Pastor: Next week we have something very exciting! We have an organist coming into Sunday school! He will be demonstrating to us how he uses his organ, so make sure to come because you won't want to miss it!

Church
Alhambra, California

Man, indicating the used wedding dress he's wearing: This was the best $35 I've ever spent. I mean, I could have spent it on Jägermeister!

Old Railroad Square
Santa Rosa, California

Loud boyfriend: Where's the rest of it? You only needed five dollars for the hat. Where's the change?
Loud girlfriend: Give it a rest, Tommy.

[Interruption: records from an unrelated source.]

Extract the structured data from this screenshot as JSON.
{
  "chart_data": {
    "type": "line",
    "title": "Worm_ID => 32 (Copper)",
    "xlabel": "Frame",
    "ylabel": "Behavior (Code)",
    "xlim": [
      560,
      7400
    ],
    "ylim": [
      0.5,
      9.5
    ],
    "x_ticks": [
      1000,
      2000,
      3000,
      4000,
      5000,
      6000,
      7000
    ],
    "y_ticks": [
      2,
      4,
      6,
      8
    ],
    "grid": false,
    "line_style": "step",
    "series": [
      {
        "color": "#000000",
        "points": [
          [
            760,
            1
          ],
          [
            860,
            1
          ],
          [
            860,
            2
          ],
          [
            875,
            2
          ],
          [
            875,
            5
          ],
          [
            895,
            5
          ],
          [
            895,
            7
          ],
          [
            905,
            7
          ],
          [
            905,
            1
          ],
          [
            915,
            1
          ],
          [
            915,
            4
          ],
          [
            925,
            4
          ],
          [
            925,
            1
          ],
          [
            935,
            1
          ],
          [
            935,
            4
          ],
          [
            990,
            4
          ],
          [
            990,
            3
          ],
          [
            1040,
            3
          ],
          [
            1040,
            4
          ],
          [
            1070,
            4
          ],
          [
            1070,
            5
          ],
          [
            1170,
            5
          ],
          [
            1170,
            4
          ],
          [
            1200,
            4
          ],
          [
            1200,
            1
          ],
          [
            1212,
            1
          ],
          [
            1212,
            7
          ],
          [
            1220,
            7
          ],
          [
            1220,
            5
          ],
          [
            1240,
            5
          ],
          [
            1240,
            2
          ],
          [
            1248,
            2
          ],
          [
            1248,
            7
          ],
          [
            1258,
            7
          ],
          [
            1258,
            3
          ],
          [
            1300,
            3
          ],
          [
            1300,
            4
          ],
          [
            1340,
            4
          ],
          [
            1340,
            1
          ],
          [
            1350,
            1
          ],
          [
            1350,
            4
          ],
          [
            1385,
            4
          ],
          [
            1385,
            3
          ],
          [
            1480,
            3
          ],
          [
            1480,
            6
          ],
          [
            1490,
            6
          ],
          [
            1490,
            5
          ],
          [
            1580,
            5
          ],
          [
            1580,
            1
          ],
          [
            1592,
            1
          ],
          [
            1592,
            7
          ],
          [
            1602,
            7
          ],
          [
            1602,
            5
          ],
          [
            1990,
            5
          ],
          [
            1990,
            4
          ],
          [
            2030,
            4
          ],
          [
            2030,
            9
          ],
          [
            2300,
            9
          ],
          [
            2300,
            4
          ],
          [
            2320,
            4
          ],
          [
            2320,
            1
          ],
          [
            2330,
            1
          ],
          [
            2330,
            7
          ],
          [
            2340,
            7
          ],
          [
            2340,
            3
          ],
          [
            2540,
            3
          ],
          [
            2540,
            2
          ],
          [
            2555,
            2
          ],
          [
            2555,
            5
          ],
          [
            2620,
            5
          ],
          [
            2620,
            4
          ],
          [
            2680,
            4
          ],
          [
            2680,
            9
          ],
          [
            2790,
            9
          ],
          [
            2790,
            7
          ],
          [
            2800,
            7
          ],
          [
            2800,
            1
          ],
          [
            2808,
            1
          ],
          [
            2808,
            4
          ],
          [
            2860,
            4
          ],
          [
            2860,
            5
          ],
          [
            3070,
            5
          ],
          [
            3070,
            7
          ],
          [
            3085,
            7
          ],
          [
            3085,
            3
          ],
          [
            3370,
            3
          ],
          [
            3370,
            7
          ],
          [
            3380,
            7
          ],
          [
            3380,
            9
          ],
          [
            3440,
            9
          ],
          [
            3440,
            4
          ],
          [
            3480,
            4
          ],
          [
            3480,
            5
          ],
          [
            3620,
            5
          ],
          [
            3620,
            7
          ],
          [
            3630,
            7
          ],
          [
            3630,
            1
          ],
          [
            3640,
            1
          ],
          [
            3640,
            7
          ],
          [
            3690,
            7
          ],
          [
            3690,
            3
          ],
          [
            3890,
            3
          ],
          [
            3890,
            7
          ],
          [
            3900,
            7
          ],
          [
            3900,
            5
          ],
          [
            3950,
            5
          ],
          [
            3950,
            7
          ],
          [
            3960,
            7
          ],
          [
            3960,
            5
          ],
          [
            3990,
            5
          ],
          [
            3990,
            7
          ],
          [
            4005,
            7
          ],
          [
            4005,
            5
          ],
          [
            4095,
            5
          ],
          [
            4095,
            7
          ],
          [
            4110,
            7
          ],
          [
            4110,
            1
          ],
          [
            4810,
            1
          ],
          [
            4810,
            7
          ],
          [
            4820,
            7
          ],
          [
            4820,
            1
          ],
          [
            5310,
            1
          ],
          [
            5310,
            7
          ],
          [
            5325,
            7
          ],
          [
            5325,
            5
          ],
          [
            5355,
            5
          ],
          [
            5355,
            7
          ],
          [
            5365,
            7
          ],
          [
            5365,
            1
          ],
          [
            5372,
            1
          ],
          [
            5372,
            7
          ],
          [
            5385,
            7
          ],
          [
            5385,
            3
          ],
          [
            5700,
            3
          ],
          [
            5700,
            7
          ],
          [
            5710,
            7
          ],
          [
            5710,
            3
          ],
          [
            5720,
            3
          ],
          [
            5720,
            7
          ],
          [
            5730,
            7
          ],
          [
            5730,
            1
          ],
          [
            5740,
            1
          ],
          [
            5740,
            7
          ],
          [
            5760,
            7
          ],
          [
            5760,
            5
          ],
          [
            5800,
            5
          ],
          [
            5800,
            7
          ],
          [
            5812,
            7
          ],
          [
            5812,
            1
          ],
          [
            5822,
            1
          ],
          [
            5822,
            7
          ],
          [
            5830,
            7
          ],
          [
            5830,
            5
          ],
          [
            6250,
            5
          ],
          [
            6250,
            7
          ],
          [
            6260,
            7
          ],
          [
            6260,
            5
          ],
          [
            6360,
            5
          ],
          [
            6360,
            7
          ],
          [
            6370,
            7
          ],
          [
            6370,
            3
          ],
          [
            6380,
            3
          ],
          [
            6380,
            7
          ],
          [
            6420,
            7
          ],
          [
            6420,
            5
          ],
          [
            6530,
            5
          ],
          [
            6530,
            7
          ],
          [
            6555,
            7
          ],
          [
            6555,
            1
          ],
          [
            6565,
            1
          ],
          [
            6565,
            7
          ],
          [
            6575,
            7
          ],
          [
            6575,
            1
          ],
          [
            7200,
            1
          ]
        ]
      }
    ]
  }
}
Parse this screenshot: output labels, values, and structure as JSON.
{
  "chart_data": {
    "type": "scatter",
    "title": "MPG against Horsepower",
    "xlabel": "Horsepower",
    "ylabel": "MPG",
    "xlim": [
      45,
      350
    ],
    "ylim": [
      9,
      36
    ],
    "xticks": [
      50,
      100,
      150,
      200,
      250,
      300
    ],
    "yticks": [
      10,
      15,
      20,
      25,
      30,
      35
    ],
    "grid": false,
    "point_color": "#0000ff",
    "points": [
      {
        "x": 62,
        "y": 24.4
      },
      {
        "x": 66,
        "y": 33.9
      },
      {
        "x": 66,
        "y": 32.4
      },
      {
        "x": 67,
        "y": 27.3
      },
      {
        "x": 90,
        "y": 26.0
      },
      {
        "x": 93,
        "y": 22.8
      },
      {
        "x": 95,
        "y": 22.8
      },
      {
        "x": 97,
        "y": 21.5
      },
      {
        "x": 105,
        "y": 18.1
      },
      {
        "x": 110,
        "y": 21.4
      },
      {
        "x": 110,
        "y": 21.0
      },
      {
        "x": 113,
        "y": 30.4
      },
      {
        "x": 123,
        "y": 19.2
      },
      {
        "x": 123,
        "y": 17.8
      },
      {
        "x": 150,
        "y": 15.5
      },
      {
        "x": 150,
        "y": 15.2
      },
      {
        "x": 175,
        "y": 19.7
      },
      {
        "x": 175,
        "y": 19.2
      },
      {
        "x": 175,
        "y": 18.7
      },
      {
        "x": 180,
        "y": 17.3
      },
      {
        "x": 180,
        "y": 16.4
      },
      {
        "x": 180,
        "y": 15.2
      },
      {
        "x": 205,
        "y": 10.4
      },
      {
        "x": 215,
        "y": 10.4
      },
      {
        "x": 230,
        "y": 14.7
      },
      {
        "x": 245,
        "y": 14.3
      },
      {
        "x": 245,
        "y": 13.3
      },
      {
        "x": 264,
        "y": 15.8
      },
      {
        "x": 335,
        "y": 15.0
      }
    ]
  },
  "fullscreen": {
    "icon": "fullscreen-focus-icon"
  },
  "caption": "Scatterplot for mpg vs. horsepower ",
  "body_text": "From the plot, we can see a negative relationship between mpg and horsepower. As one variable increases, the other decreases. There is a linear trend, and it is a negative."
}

Okay, I gave you your change.
Loud boyfriend: You know, we need the fifteen dollars for the hotel, and I need hair gel.

Los Angeles, California

Overheard by: Pbritches

Old woman on cell: Well, I got injected twice today — once in each arm… Well, I could sure go for a third, I’ll tell you that much!

Car wash
La Mirada, California

Overheard by: Higgins

Woman on phone: Man, you know what open flesh smells like!

BART Station
Pittsburg, California

Overheard by: Hannah

Student: How do you spell “wear”? W-e-a-r? (pause) That is the stupidest thing I've ever said.

San Diego, California

Woman with two toddlers, ordering cake: I need a P-E-N-I-S cake…
Manager, walking in, gleefully oblivious: Ohhh, a penis cake! We can put fake hair on it. Last time, we had fake semen shooting out…

Huntington, California

Evolution professor: So why can't humans have more then just two sexes? Man, that'd be a lot of fun, wouldn't it?
Class: (uncontrollable laughter)
Evolution professor: Oh, I can see. (pause) I shouldn't have said anything, let's continue…

UC
Santa Cruz, California

Overheard by: I'm glad he said it

Woman in line to another: Yeah, my brother’s birthday is tomorrow. He’s Aryan.

Wal-Mart
Tracy, California

Overheard by: Jeff

Little girl to store employee: Do you remember us?
Employee: Yes, of course I do.
Little girl: Oh, no! Run away! He remembers us!